Atmosphere has identified an interesting disparity in how media is streamed in public places. Much like music, video streaming requires specific licensing when it is used in commercial venues, and as such paid TV in those environments — when it is being used legally — works out as a more expensive subscription than it would be for a consumer using it in a private home.
That economic premium represented a prime opportunity to Atmosphere: create TV content specifically for public venues, and price it significantly cheaper than basic paid TV — free, in fact, supported instead by ads — and package it up with hardware that it supplies (Apple TV, although business customers can use their own they you already have it), so that it can be plugged into a TV in the venue. (Note: there is a $99 activation fee when customers first sign on, so not totally free.)
Along with the economic model, Atmosphere also rethought what venues wanted in their spaces, too: the lack of sound and keeping the content short and watchable without being distracting turns out to fit perfectly with how people tend to watch media in public places.
Atmosphere’s initially push was to sells to bars and restaurants, although that business has unsurprisingly seen a lot of setbacks in the last two years with Covid-19. The company in that period decided to diversify and sell to other kinds of venues, such as doctors’ and other offices, as well as other public places like gyms, where people typically might have to spend time waiting for something, or doing something that doesn’t take all their concentration or needs a distraction.
That turned out to be a growing market: today some 60% of Atmosphere’s customers are still bars and eateries (which ideally will also come back into growth as the pandemic hopefully subsides), but the other 40% is a wide mix of others. Current customers include Meineke Car Care, Burger King, and Texas Roadhouse.

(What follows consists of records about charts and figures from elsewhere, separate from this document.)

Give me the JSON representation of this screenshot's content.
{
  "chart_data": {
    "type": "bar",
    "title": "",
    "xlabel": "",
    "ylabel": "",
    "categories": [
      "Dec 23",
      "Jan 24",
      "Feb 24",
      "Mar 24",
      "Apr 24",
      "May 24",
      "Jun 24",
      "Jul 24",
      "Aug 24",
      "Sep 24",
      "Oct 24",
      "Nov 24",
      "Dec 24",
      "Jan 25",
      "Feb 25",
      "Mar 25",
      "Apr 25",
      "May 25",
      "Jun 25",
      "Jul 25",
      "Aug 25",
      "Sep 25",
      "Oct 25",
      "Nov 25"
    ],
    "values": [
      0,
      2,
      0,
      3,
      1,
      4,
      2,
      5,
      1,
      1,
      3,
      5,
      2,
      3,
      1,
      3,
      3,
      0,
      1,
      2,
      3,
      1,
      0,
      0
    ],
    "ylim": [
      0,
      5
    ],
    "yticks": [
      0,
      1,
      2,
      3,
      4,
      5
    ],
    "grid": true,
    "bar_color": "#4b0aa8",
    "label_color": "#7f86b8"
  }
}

“We were impressed with Atmosphere’s unique strategy for connecting advertisers with hyper-focused markets. We believe their capabilities will be well-received among advertisers and businesses that adopt the service,” said Dean Nelson from Sageview, in a statement.
“Given the company’s proven business model and strong growth, we’re excited to partner alongside Atmosphere at a stage when scaling its operation is most critical.”
Atmosphere provides hardware and programming to businesses for a one-time $99 activation fee, then monetizes content through its proprietary advertising platform and paid digital signage program which allow venues to run their own advertising between content.
The company’s vertically integrated distribution model offers highly attractive unit economics by owning the customer relationship, device, content channels, product delivery, and ad tech.